If I said to you “wrap dress”, what would be the first thing that sprang to mind? Would you think “sleek and versatile”, or would you think “sack of spuds”? Whichever it is, the name Diane von Furstenberg probably also popped up, or DVF if you prefer the shorter, catchier version. This year is the 40th anniversary of the DVF wrap dress – the dress that suits any woman of any shape and size, allegedly. I say allegedly because I have never really found it suited me except very fleetingly when I was toned and muscular from dance training and I was body-confident enough to wear a dress that felt as though modesty was only third on its priority list (which was probably the point in 1974).

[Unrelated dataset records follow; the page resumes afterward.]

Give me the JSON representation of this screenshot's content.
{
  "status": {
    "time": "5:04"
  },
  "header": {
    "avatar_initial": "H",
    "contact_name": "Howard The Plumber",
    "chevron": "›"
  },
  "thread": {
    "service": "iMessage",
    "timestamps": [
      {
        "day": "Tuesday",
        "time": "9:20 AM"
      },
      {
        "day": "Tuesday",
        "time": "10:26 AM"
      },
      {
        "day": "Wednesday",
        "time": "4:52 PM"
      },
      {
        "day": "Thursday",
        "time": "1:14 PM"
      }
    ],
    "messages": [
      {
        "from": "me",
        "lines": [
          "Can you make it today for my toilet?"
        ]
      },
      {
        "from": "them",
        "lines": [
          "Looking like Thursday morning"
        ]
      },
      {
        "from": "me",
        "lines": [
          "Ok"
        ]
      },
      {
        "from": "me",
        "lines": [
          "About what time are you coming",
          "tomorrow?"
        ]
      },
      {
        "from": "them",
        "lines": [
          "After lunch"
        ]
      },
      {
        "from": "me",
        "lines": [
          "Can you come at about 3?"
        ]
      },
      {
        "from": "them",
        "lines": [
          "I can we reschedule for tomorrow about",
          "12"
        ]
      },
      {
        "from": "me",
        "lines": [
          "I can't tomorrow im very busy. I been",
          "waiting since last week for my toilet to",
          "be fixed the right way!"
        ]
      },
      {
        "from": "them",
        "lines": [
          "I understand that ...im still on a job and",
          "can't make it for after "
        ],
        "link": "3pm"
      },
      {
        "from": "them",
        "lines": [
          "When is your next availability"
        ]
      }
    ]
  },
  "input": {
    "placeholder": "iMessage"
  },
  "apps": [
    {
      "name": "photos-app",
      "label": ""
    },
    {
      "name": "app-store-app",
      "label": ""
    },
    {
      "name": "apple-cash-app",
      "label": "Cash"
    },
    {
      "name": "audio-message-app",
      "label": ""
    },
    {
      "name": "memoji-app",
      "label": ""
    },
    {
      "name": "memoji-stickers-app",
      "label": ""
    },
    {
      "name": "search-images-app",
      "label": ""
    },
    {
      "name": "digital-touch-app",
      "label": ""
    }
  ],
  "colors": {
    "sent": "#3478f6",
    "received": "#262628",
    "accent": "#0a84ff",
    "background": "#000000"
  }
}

Personally, I find that the fluid jersey construction – “it made every woman look like a feline” – is the very thing that turns me into Grizabella the Glamour Cat. I clutch, I fidget, I pin and I tape; I substitute a substantial leather belt for the skinny tie; and on one occasion I have actually sewn myself into one. You can’t say I haven’t tried. A tailored wrap dress in a fabric with structure is an entirely different proposition, neatening my outline and feeling secure. Why doesn’t the undoubtedly successful jersey wrap dress work for me?

Well, it’s shape, isn’t it? My shape has changed up and down, outward and inward, as I have gone through motherhood, changes in lifestyle and, perhaps most significantly now, ageing. I tried on a jersey dress, not a wrap, in LK Bennett last week and it looked dreadful on me, just as I knew it would. There have, however, been three constants in a lifetime of changing shape and they are the ones I always go back to.


I’ve worn the A-line since I was about five. Coincidentally, Christian Dior invented the term in the year I was born, which must be significant of something or other. This, to my mind, really is a shape that can be worn by any woman, although I think it suffers a bit from being thought of as slightly dull. That said, there are several A-line dresses and skirts in my cupboards and my (presently) fuller outline looks very well in them. As long as the fabric has some structure to it, an A-line dress fits neatly over the bust but then skims everything else, because it’s A-shaped, and it’s very flattering.

Empire line

Empire line is another one that has been a good do-er. Even at my slimmest, I have always had childbearing hips. The difference between empire and A-line is that the empire line is seamed under the bust and then falls to a flared, gathered but always a fuller skirt. I’m not keen on much gathering, which only adds bulk, but I love the way it hides the wobblier bits. My mother-of-the-bride outfit for my oldest daughter’s wedding was an empire line 30s tea dress with a longish bias cut skirt and flutter sleeves – pale lemon and scattered with a lilac blossom print, it was the prettiest thing and I didn’t look matronly at all, even though I undoubtedly was at the time.

Full skirts

Vintage or retro styling of the 50s sort has always been a thing for me, and given that one of my earliest memories is of my mum’s swishy skirts, I suppose that’s hardly surprising. Of course, this means full skirts and full skirts make the waist look smaller (tiny even) and cover hippier hips – you might be noticing a theme here. My top half has always been my neater half, so that’s the bit I like my clothing to fit to. Over the last few years I’ve acquired a bust (something I last remember having when I was breast-feeding), over which a fitted bodice and full skirt feel comfortable and neat.

A couple of summers ago I took to wearing a black linen, full-skirted shirt waister with my own layers of petticoats underneath and, as is often the case with favourites, I wore it until it finally disintegrated, but I always felt good in that dress. I need a (wider) belt to help define my waist now, but it’s still broadly there and this still broadly works and it’s feminine. Femininity is something I’m keen to hang on to but I would rather do it without frilliness (which isn’t the same thing at all), although I do permit the “right” sort of frills in my wardrobe in moderate quantities.

The “right sort of frills” sounds like a topic for another conversation, which might be a good place to leave this one and ask what dress shapes have always worked for you?